Angular velocity of a falling rod?

[spursfan2110]

A uniform rod of mass 0.62 kg is 6 m long.
The rod is pivoted about a horizontal, fric-
tionless pin at the end of a thin extension (of
negligible mass) a distance 6 m from the cen-
ter of mass of the rod. Initially the rod makes
an angle of 48◦ with the horizontal. The rod
is released from rest at an angle of 48◦ with
the horizontal, as shown in the figure.
What is the angular speed of the rod at
the instant the rod is in a horizontal position?
The acceleration of gravity is 9.8m/s2 and the
moment of inertia of the rod about its center
of mass is I = (1/12)mL²
Answer in units of rad/s.

Homework Equations

U = mgh
KE = .5Iw²

The Attempt at a Solution

So, I set U = KE

mgh = .5Iw²

Then I plugged in the moment of inertia

mgh = .5(1/12)(mass of rod)(length of rod)²w²

Cancelled out the m and solved for the height of the center of mass

g(6sin(48degrees)) = .5(1/12)mL²w²

and finally, I plugged in values and solved.

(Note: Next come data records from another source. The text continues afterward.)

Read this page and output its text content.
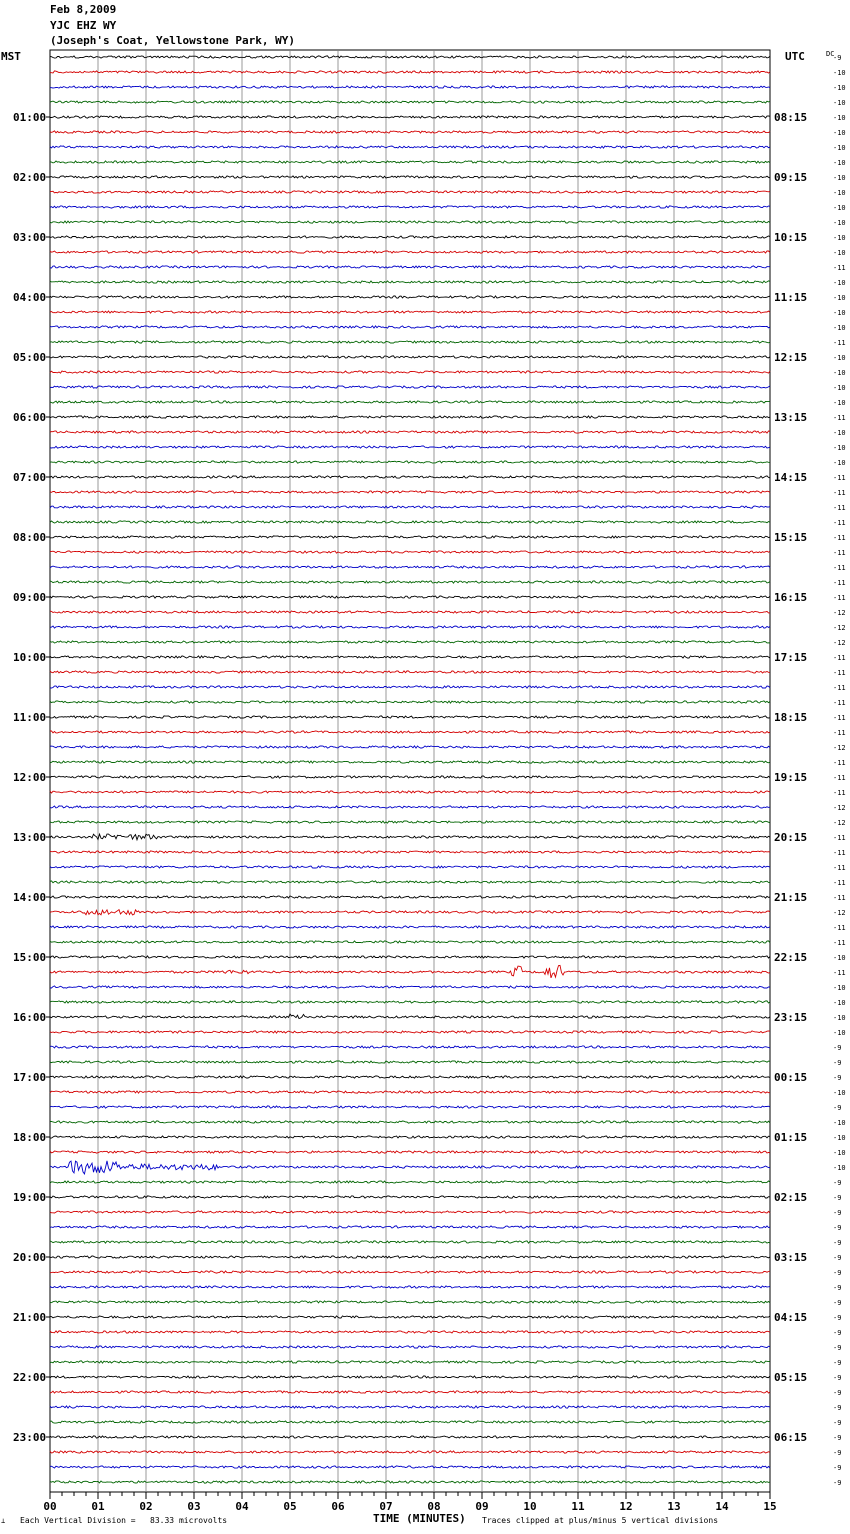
Feb 8,2009
YJC EHZ WY
(Joseph's Coat, Yellowstone Park, WY)
MST	UTC	DC
00	01	02	03	04	05	06	07	08	09	10	11	12	13	14	15
-9
-10
-10
-10
-10
01:00	08:15
-10
-10
-10
-10
02:00	09:15
-10
-10
-10
-10
03:00	10:15
-10
-11
-10
-10
04:00	11:15
-10
-10
-11
-10
05:00	12:15
-10
-10
-10
-11
06:00	13:15
-10
-10
-10
-11
07:00	14:15
-11
-11
-11
-11
08:00	15:15
-11
-11
-11
-11
09:00	16:15
-12
-12
-12
-11
10:00	17:15
-11
-11
-11
-11
11:00	18:15
-11
-12
-11
-11
12:00	19:15
-11
-12
-12
-11
13:00	20:15
-11
-11
-11
-11
14:00	21:15
-12
-11
-11
-10
15:00	22:15
-11
-10
-10
-10
16:00	23:15
-10
-9
-9
-9
17:00	00:15
-10
-9
-10
-10
18:00	01:15
-10
-10
-9
-9
19:00	02:15
-9
-9
-9
-9
20:00	03:15
-9
-9
-9
-9
21:00	04:15
-9
-9
-9
-9
22:00	05:15
-9
-9
-9
-9
23:00	06:15
-9
-9
-9
⟂ Each Vertical Division =   83.33 microvolts	TIME (MINUTES) Traces clipped at plus/minus 5 vertical divisions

(9.8)(6sin(48 degrees)) = .5(1/12)(6)²w²

And solved for w, which I found to equal 5.397339822.

This is wrong, but I have no idea where my error is. Can you guys help me spot it??

 

[thrill3rnit3]

parallel axis theorem, since the system is not rotating about its center of mass

 

[Redsummers]

Yeah, you have to use Steiner's theorem to work out the inertia at that point.

 

[spursfan2110]

So if I read my stuff right, instead of inserting (1/12)mL² for momentum, I would insert (1/12)mL² + md²?